Para o professor do Instituto de Biologia Rodrigo Leão de Moura, que também coordena o Laboratório de Avaliação e Monitoramento da Biodiversidade do Núcleo Rogério Valle de Produção Sustentável (Sage/Coppe), na UFRJ, uma vez que a exploração na margem equatorial estiver decidida e autorizada, é preciso focar esforços para que seja conduzida com o maior cuidado possível. “A UFRJ tem papel relevante nesse debate, que é estratégico. Trata-se de uma área sensível, onde houve vários problemas de licenciamento, inclusive por haver potenciais impactos transfronteiriços. Um problema mais grave ali afetaria países vizinhos”, afirmou. Foi a insistência de Moura em coletar amostras do fundo lamacento da foz do Amazonas, em uma expedição a bordo do navio de pesquisa americano Atlantis, em 2012, que levou à descoberta, considerada uma das mais importantes da biologia marinha da última década.

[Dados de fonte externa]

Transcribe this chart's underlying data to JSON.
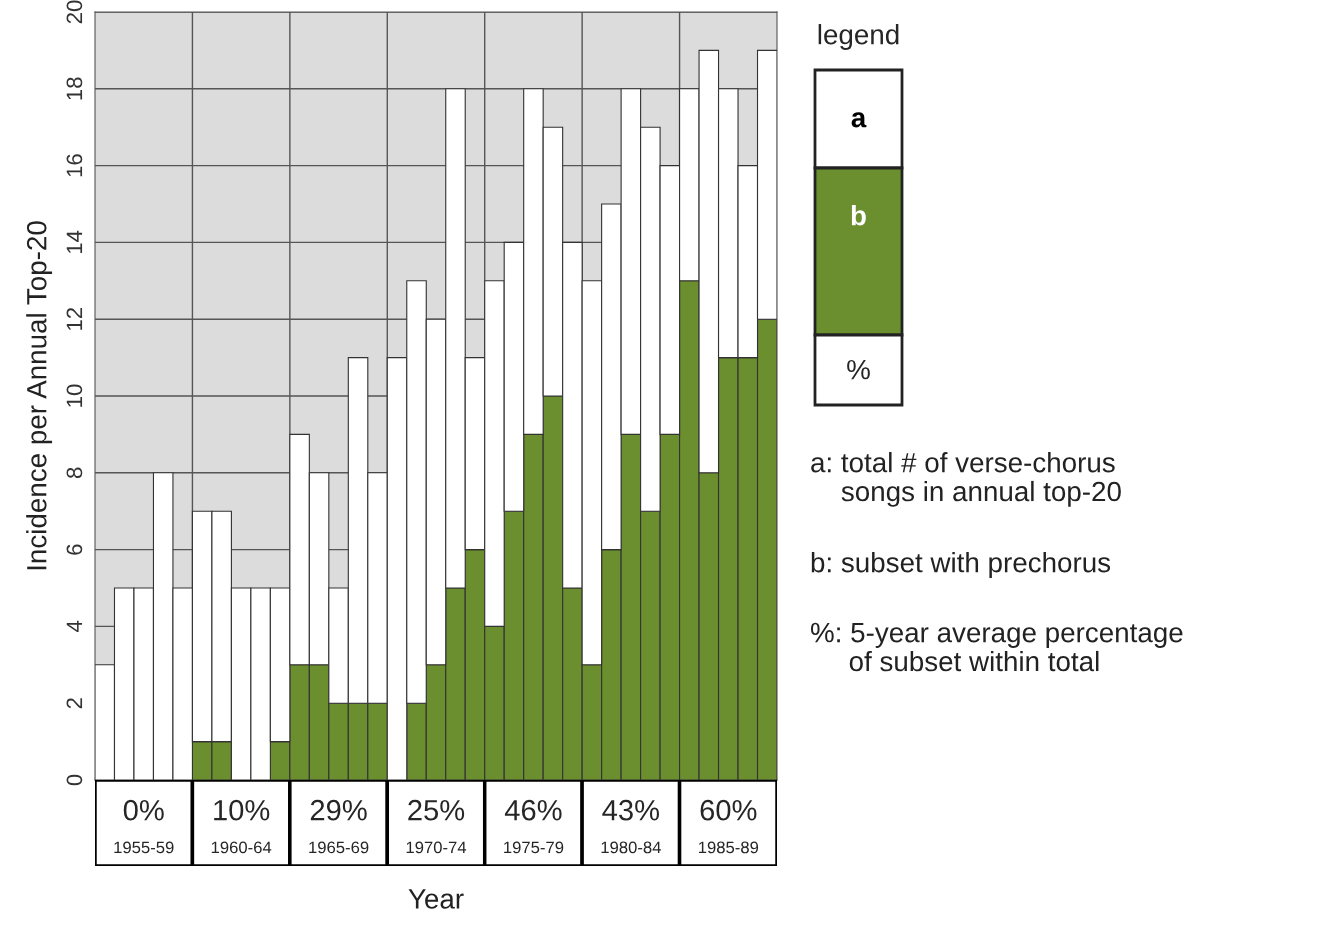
{
  "chart_data": {
    "type": "bar",
    "stacked": true,
    "xlabel": "Year",
    "ylabel": "Incidence per Annual Top-20",
    "legend_title": "legend",
    "categories": [
      null,
      null,
      null,
      null,
      null,
      null,
      null,
      null,
      null,
      null,
      null,
      null,
      null,
      null,
      null,
      null,
      null,
      null,
      null,
      null,
      null,
      null,
      null,
      null,
      null,
      null,
      null,
      null,
      null,
      null,
      null,
      null,
      null,
      null,
      null
    ],
    "series": [
      {
        "name": "b",
        "color": "#6b8e2e",
        "values": [
          0,
          0,
          0,
          0,
          0,
          1,
          1,
          0,
          0,
          1,
          3,
          3,
          2,
          2,
          2,
          0,
          2,
          3,
          5,
          6,
          4,
          7,
          9,
          10,
          5,
          3,
          6,
          9,
          7,
          9,
          13,
          8,
          11,
          11,
          12
        ]
      },
      {
        "name": "a",
        "color": "#ffffff",
        "values": [
          3,
          5,
          5,
          8,
          5,
          6,
          6,
          5,
          5,
          4,
          6,
          5,
          3,
          9,
          6,
          11,
          11,
          9,
          13,
          5,
          9,
          7,
          9,
          7,
          9,
          10,
          9,
          9,
          10,
          7,
          5,
          11,
          7,
          5,
          7
        ]
      }
    ],
    "ylim": [
      0,
      20
    ],
    "yticks": [
      0,
      2,
      4,
      6,
      8,
      10,
      12,
      14,
      16,
      18,
      20
    ],
    "grid": true,
    "legend": "right",
    "annotations": [
      "0%",
      "1955-59",
      "10%",
      "1960-64",
      "29%",
      "1965-69",
      "25%",
      "1970-74",
      "46%",
      "1975-79",
      "43%",
      "1980-84",
      "60%",
      "1985-89",
      "%",
      "a: total # of verse-chorus\n    songs in annual top-20",
      "b: subset with prechorus",
      "%: 5-year average percentage\n     of subset within total"
    ]
  }
}
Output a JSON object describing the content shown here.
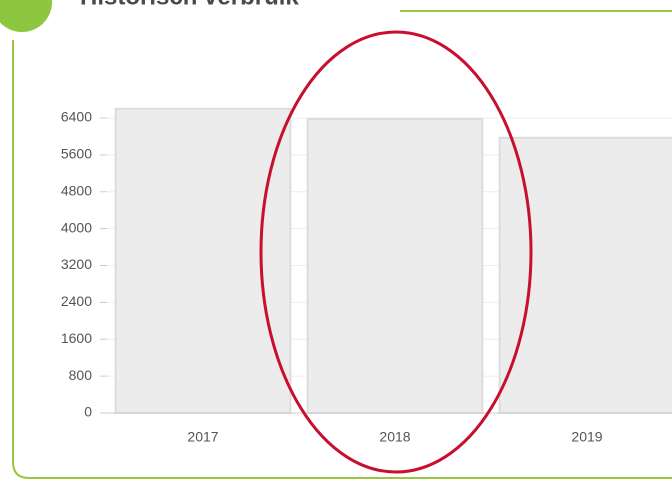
{
  "chart_data": {
    "type": "bar",
    "title": "Historisch verbruik",
    "categories": [
      "2017",
      "2018",
      "2019"
    ],
    "values": [
      6600,
      6380,
      5970
    ],
    "color": "#ececec",
    "ylim": [
      0,
      6400
    ],
    "yticks": [
      0,
      800,
      1600,
      2400,
      3200,
      4000,
      4800,
      5600,
      6400
    ],
    "grid": true
  }
}
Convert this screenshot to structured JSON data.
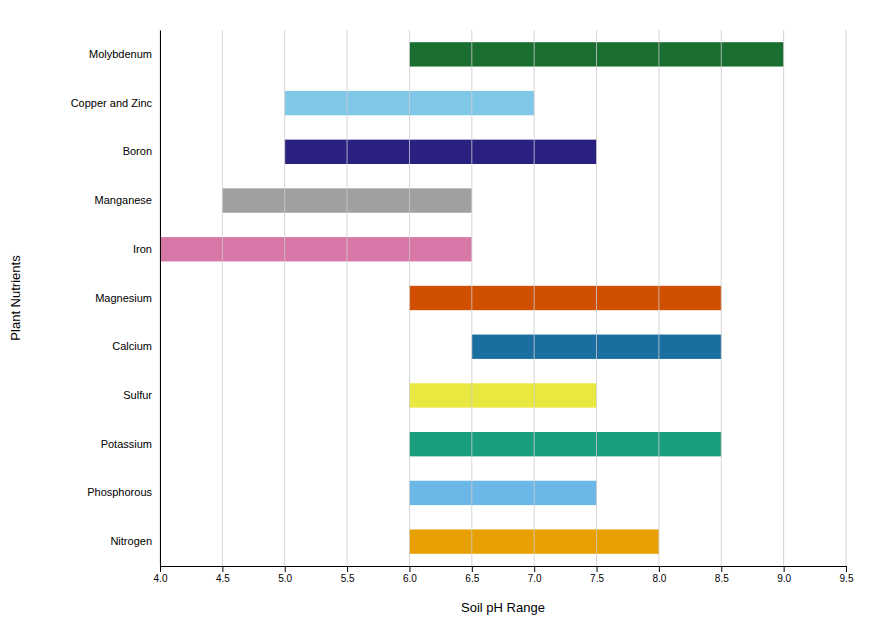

A viagem do navio americano de 83 metros, que havia também indicado a localização dos destroços do Titanic, tinha o objetivo de estudar as propriedades físico-químicas da pluma do Amazonas e foi liderada pela oceanóloga americana Patricia Yager. Professora da Universidade da Geórgia, ela buscava entender como era o processo de captura e absorção de gás carbônico da atmosfera por um plâncton específico (as diatomáceas) nas águas lamacentas do Amazonas que invadem o oceano Atlântico. Devido às condições de iluminação, salinidade, pH e sedimentação, a ideia de que ali poderia haver um recife coralíneo era pouco provável. Rodrigo Moura coordenou a equipe brasileira da expedição após a desistência de outro cientista. Com Nara Lina de Oliveira, mestranda que o acompanhava, ele fez o monitoramento do relevo e da textura do fundo para apontar com precisão o melhor local para a draga trazer esponjas coloridas, corais e peixes. A descoberta, entretanto, só foi anunciada ao mundo em 2016, quando 39 pesquisadores, de 14 instituições, assinaram um artigo na revista Science Advances.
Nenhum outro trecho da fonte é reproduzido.